Figure 1: Histones are released from neutrophils.
Figure 1

Released (A) DNA was quantified by staining with the cell-impermeable dye Sytox Green or (B) histones from neutrophils after 4 h stimulation with 25 nM PMA as compared to controls via IHC fluorescent measurements using primary rabbit anti-histone H2A antibody and secondary goat anti-rabbit Alexa 488 antibody.

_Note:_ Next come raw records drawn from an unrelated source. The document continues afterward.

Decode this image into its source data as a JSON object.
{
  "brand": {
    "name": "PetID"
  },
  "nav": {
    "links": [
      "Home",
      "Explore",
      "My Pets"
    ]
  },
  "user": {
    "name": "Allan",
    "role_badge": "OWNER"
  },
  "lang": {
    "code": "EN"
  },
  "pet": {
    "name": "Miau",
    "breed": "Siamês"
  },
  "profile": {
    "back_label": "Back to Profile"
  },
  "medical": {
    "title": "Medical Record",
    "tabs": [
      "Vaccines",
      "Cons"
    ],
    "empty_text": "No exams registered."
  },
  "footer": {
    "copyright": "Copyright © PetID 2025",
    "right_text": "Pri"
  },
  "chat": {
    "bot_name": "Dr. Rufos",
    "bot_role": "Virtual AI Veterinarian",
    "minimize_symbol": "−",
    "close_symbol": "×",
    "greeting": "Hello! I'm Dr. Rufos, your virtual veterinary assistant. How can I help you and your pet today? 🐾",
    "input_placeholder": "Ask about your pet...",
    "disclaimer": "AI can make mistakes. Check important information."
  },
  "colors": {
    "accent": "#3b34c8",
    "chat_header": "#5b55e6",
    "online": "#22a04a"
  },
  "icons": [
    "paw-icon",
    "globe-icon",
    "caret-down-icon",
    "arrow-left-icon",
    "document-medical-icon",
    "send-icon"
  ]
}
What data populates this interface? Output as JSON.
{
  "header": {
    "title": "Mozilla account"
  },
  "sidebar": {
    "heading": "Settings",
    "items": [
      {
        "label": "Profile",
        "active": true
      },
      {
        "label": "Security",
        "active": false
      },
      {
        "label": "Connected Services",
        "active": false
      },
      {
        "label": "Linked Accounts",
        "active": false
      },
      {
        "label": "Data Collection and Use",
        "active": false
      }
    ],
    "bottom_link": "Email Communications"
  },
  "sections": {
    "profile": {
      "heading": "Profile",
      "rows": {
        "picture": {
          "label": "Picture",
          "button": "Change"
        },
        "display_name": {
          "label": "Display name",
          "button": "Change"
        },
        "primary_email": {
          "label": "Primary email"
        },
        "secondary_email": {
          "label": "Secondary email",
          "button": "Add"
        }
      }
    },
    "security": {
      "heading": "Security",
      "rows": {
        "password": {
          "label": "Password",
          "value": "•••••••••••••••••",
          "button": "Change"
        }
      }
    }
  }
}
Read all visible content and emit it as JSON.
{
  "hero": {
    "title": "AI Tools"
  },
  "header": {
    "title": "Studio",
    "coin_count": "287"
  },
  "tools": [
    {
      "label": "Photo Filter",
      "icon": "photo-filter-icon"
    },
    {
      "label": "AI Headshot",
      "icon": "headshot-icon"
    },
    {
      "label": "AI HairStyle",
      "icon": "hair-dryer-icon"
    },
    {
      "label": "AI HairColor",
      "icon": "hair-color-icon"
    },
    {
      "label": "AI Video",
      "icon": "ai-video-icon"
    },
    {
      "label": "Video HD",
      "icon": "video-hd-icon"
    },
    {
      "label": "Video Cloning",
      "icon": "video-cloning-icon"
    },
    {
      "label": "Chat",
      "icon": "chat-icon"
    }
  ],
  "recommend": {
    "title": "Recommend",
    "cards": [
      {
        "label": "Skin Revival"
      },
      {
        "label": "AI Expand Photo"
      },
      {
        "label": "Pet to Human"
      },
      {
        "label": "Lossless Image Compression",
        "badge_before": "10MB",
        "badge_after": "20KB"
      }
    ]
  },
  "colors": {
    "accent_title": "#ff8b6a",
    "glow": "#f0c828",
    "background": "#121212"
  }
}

NETs were induced by stimulation with 25 nM PMA for 4 h as analyzed by immunofluorescence (IF) microscopy using primary (C) anti-neutrophil elastase (NE), (D) anti-histone H1-H4 and (E) anti-histone H2A antibody followed by secondary Alexa 594 antibody (red) and Sytox Green to stain DNA (green). (F) DNA release from neutrophils infected with a panel of six different Gram-positive bacteria at an MOI of 10 was determined by incubation with cell-impermeable Sytox Green at 4 h. (G) Histone release in response to bacteria at MOI of 10 was detected by IHC using Alexa 488 antibody against polyclonal anti-histone H2A antibody at a 4 h time point. For (C–E) randomized images with scale bars representing 10 μm are shown and are representative of at least three independent experiments. Experiments in (A,B and F,G) were combined from a minimum of three independent experiments in triplicates and normalized to untreated control at each experiment. Results shown represent average ± SEM values and were analyzed by Student’s t-test (**P < 0.01, ***P < 0.001).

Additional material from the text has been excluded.